Tristan Needham has written a wonderful synthesis of geometry, complex analysis and vector fields. Before I read this book I had "studied" complex analysis, but had never truly understood it. Now it all makes sense !
The scope of the book is very broad. It covers 2D and 3D geometry, Mobius transforms, non-Euclidean geometry, analytic functions, complex differentiation and integration, winding numbers, vector fields and harmonic functions. But it is the approach that makes this text so unusual and so accessible.
Needham believes that geometric arguments reveal underlying connections which algebraic proofs diguise. In his own words: "while it often takes more imagination and effort to find a picture than to do a calculation, the picture will always reward you by bringing you nearer to the Truth". Needham gloriously justifies his assertion in this text. Geometric proofs are used wherever possible, with the final conclusions translated back into algebraic terms. A variety of effective techniques are introduced for visualising the effect of Mobius transforms, analytic functions, complex differentiation etc.

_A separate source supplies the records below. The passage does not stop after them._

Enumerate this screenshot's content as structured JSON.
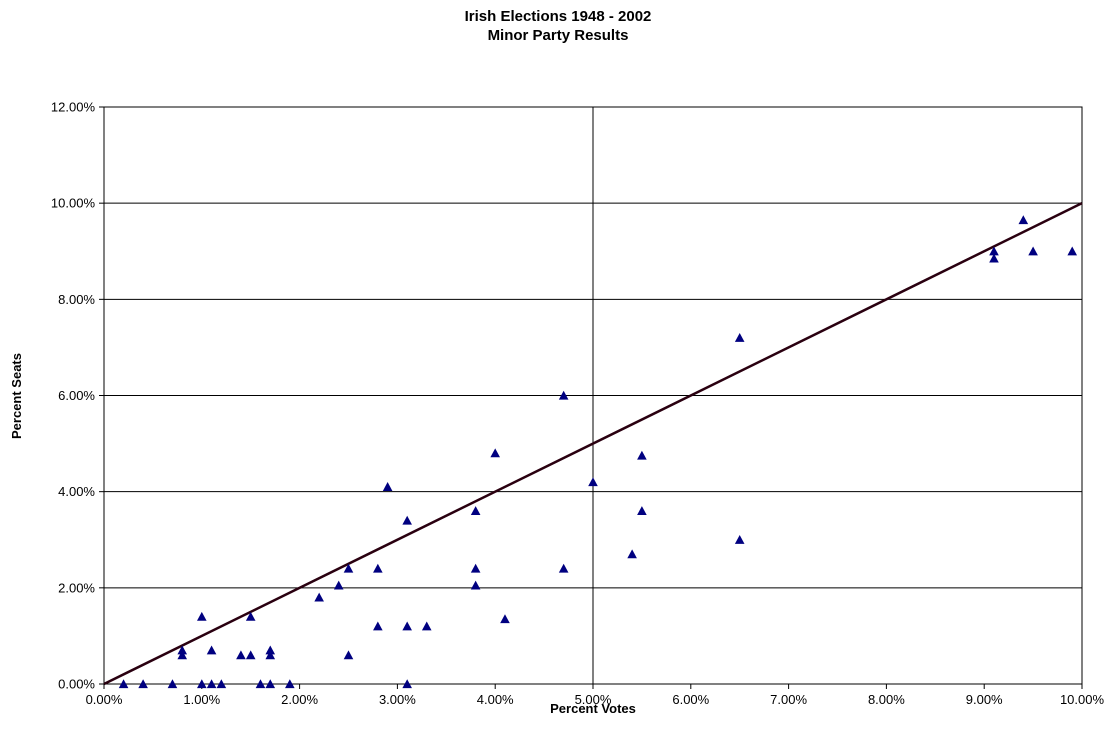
{
  "chart_data": {
    "type": "scatter",
    "title": "Irish Elections 1948 - 2002",
    "subtitle": "Minor Party Results",
    "xlabel": "Percent Votes",
    "ylabel": "Percent Seats",
    "xlim": [
      0,
      10
    ],
    "ylim": [
      0,
      12
    ],
    "x_ticks": [
      "0.00%",
      "1.00%",
      "2.00%",
      "3.00%",
      "4.00%",
      "5.00%",
      "6.00%",
      "7.00%",
      "8.00%",
      "9.00%",
      "10.00%"
    ],
    "y_ticks": [
      "0.00%",
      "2.00%",
      "4.00%",
      "6.00%",
      "8.00%",
      "10.00%",
      "12.00%"
    ],
    "grid": "horizontal",
    "marker": "triangle",
    "marker_color": "#000080",
    "line_color": "#2a0010",
    "reference_lines": [
      {
        "type": "vertical",
        "x": 5
      },
      {
        "type": "diagonal",
        "from": [
          0,
          0
        ],
        "to": [
          10,
          10
        ]
      }
    ],
    "points": [
      [
        0.2,
        0.0
      ],
      [
        0.4,
        0.0
      ],
      [
        0.7,
        0.0
      ],
      [
        0.8,
        0.6
      ],
      [
        0.8,
        0.7
      ],
      [
        1.0,
        1.4
      ],
      [
        1.0,
        0.0
      ],
      [
        1.1,
        0.7
      ],
      [
        1.1,
        0.0
      ],
      [
        1.2,
        0.0
      ],
      [
        1.4,
        0.6
      ],
      [
        1.5,
        0.6
      ],
      [
        1.5,
        1.4
      ],
      [
        1.6,
        0.0
      ],
      [
        1.7,
        0.6
      ],
      [
        1.7,
        0.7
      ],
      [
        1.7,
        0.0
      ],
      [
        1.9,
        0.0
      ],
      [
        2.2,
        1.8
      ],
      [
        2.4,
        2.05
      ],
      [
        2.5,
        2.4
      ],
      [
        2.5,
        0.6
      ],
      [
        2.8,
        2.4
      ],
      [
        2.8,
        1.2
      ],
      [
        2.9,
        4.1
      ],
      [
        3.1,
        3.4
      ],
      [
        3.1,
        1.2
      ],
      [
        3.1,
        0.0
      ],
      [
        3.3,
        1.2
      ],
      [
        3.8,
        3.6
      ],
      [
        3.8,
        2.4
      ],
      [
        3.8,
        2.05
      ],
      [
        4.0,
        4.8
      ],
      [
        4.1,
        1.35
      ],
      [
        4.7,
        6.0
      ],
      [
        4.7,
        2.4
      ],
      [
        5.0,
        4.2
      ],
      [
        5.4,
        2.7
      ],
      [
        5.5,
        4.75
      ],
      [
        5.5,
        3.6
      ],
      [
        6.5,
        7.2
      ],
      [
        6.5,
        3.0
      ],
      [
        9.1,
        9.0
      ],
      [
        9.1,
        8.85
      ],
      [
        9.4,
        9.65
      ],
      [
        9.5,
        9.0
      ],
      [
        9.9,
        9.0
      ]
    ]
  }
}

One small word of warning - as Needham says himself in the Introduction, the arguments in this book are not formally rigorous. He bypasses the usual scaffolding of convergence and limits, and treats continuity as an intuitive concept. He uses phrases such as "the effect on an infinitesimal vector" which would cause a sharp intake of breath from a purist. This is not a problem, as long as you are happy to take it on trust that a formal framework can be provided if required. However, if you are studying for a conventional complex analysis exam, then you will need to fill in the formal structure from a more "standard" text once you know the landscape.
Definitely one of the best maths textbooks that I have ever read.